Aortic stenosis

A narrowing of the valve opening between the lower left chamber of the heart and the aorta.


A condition in which the aortic valve is narrow, caused by rheumatic fever.


Narrowing or stricture of the aortic valve, due to congenital malformation or the result of disease (e.g., rheumatic fever), that obstructs the flow of blood from the heart’s left ventricle into the aorta, leading to decreased cardiac output. Symptoms include faint pulse in the extremities, systolic murmur, and exercise intolerance. Children with aortic stenosis are usually restricted from strenuous sports activities (e.g., football). Treatment involves surgical repair of the valve.


Obstruction or narrowing of the aortic valve causing significant reduction of blood flow from the left ventricle, resulting in decreased cardiac output.


Narrowing of the valve connecting the heart to the body’s main artery (aorta). Because the narrowing partially blocks the outflow of blood from the heart to the aorta, blood flow to the body is reduced, and the heart must work harder to compensate. The greater workload can enlarge the heart chamber known as the left ventricle, where the aortic valve is located. Congestive heart failure is life-threatening, can result. Aortic stenosis is more severe if the coronary arteries are narrowed by fat deposits because the enlarged heart is deprived of the blood supply it needs.


Narrowing of the opening of the aortic valve due to fusion of the cusps that comprise the valve. It may result from previous rheumatic fever, or from calcification and scarring in a valve that has two cusps instead of the normal three, or it may be congenital. Aortic stenosis obstructs the flow of blood from the left ventricle to the aorta during systole. Breathlessness on effort, angina pectoris, and fainting may follow. The patient has a systolic murmur. When symptoms develop the valve should be replaced surgically with a mechanical prosthesis (such as a Stan-Edwards ball-cage valve) or with an aortic valve graft.


Narrowing of the aortic valve in the heart which obstructs the flow of blood through it, with serious effects on the heart and the circulation. The muscle in the left ventricle works harder to compensate for the obstruction and thickens as a result. Stenosis is usually caused by the deposition of calcium on the valve and is commonly associated with atheroma: Untreated, the condition leads to heart failure, but nowadays the stenosis can be treated surgically.


An impairment of blood flow from the left ventricle to the aorta due to aortic valve disease or obstructions just above or below the valve. Stenosis may be congenital or secondary to diseases of adolescence or adulthood (e.g., rheumatic fever or fibrocalcific degeneration of the valve). It is the most common cardiac valve dysfunction in the U.S.


In the intricate realm of cardiovascular physiology, a notable phenomenon arises within the artery responsible for conveying blood from the heart to the entire body. This phenomenon, known as arterial stiffening, entails a loss of elasticity and suppleness in the arterial walls, resulting in reduced flexibility and impaired functionality of the vessel.


The constricting of the aortic valve’s opening, which is one of the valves in the heart, leads to an obstruction in the circulation of blood.

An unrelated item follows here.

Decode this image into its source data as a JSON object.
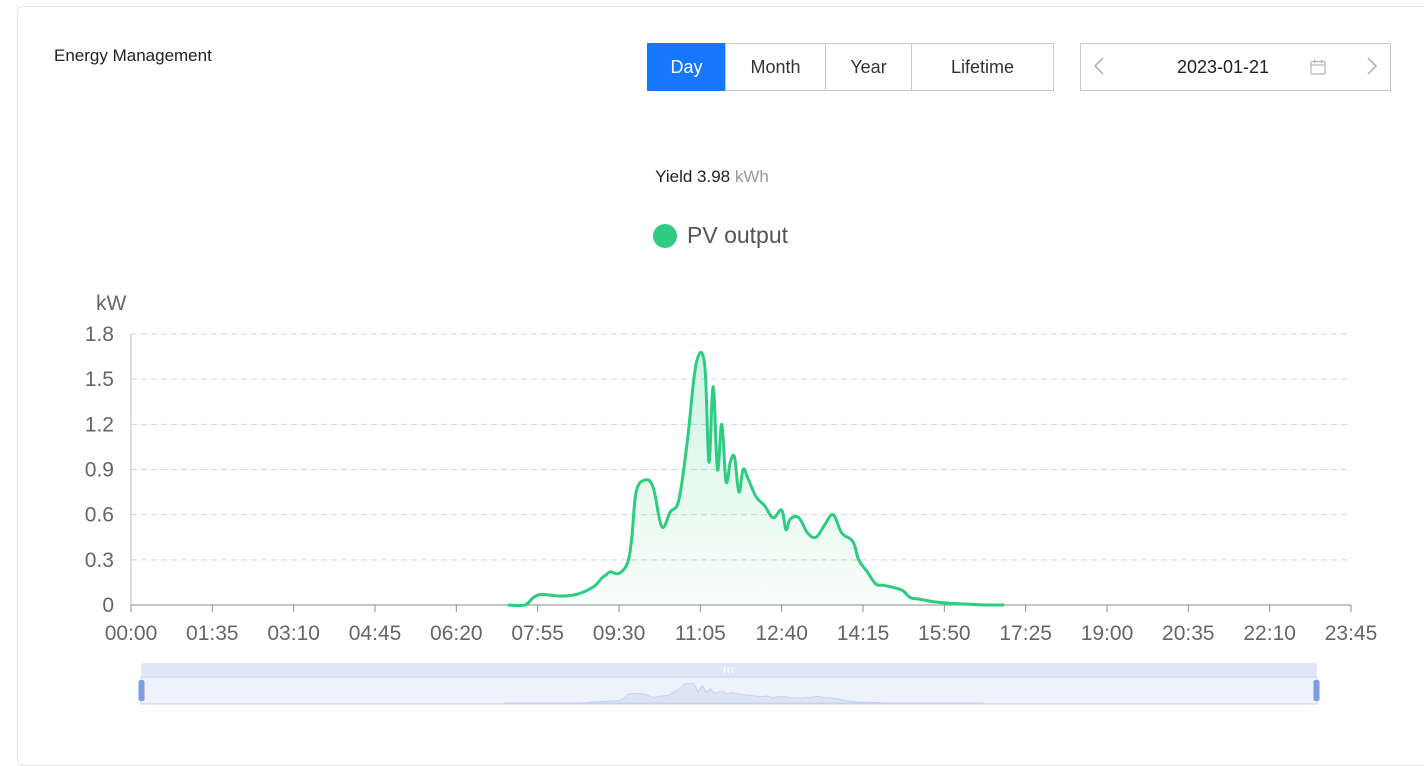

Aortic stenosis imposes greater workload on the heart and induces the thickening of the muscle in the wall of the left ventricle, which serves as the primary pumping chamber. Furthermore, the narrowing of the valve diminishes the volume of blood that flows into the coronary arteries, the vital conduits responsible for supplying oxygen-rich blood to the heart tissues.


The primary factor contributing to aortic stenosis is the accumulation of calcium on the aortic valve. This calcium deposition is commonly linked to atherosclerosis, which involves the build-up of fatty deposits. Additionally, aortic stenosis can arise from a congenital anomaly present since birth.


Aortic stenosis can often remain asymptomatic and may be incidentally detected during routine medical examinations when a doctor identifies an abnormal heart sound known as a murmur. This murmur is typically heard over the front of the chest wall to the right of the sternum (breastbone) and sometimes extending into the neck. However, when symptoms do manifest, they may include episodes of fainting, persistent fatigue, chest pain during physical exertion (referred to as angina pectoris), and difficulties with breathing. In advanced stages, additional indications such as a weakened pulse and cardiomegaly (enlargement of the heart) may also become evident.


To diagnose aortic stenosis, medical professionals may conduct various diagnostic procedures including a chest X-ray, an electrocardiogram (ECG) to assess the heart’s electrical activity, and echocardiography which utilizes sound waves to create images of the heart’s structures. Additionally, a cardiac catheter, a flexible tube inserted into the heart through blood vessels, can be employed to determine the extent of the stenosis.


In cases of aortic stenosis, it may be necessary to undergo heart-valve surgery in order to expand or replace the impaired valve.


The constriction of the aortic valve in the heart caused by rheumatic heart disease. As the heart enlarges in an effort to push more blood through the restricted valve, it eventually leads to heart failure.


Constriction of the aorta, often specifically pointing to a tightening of the aortic valve region in the heart.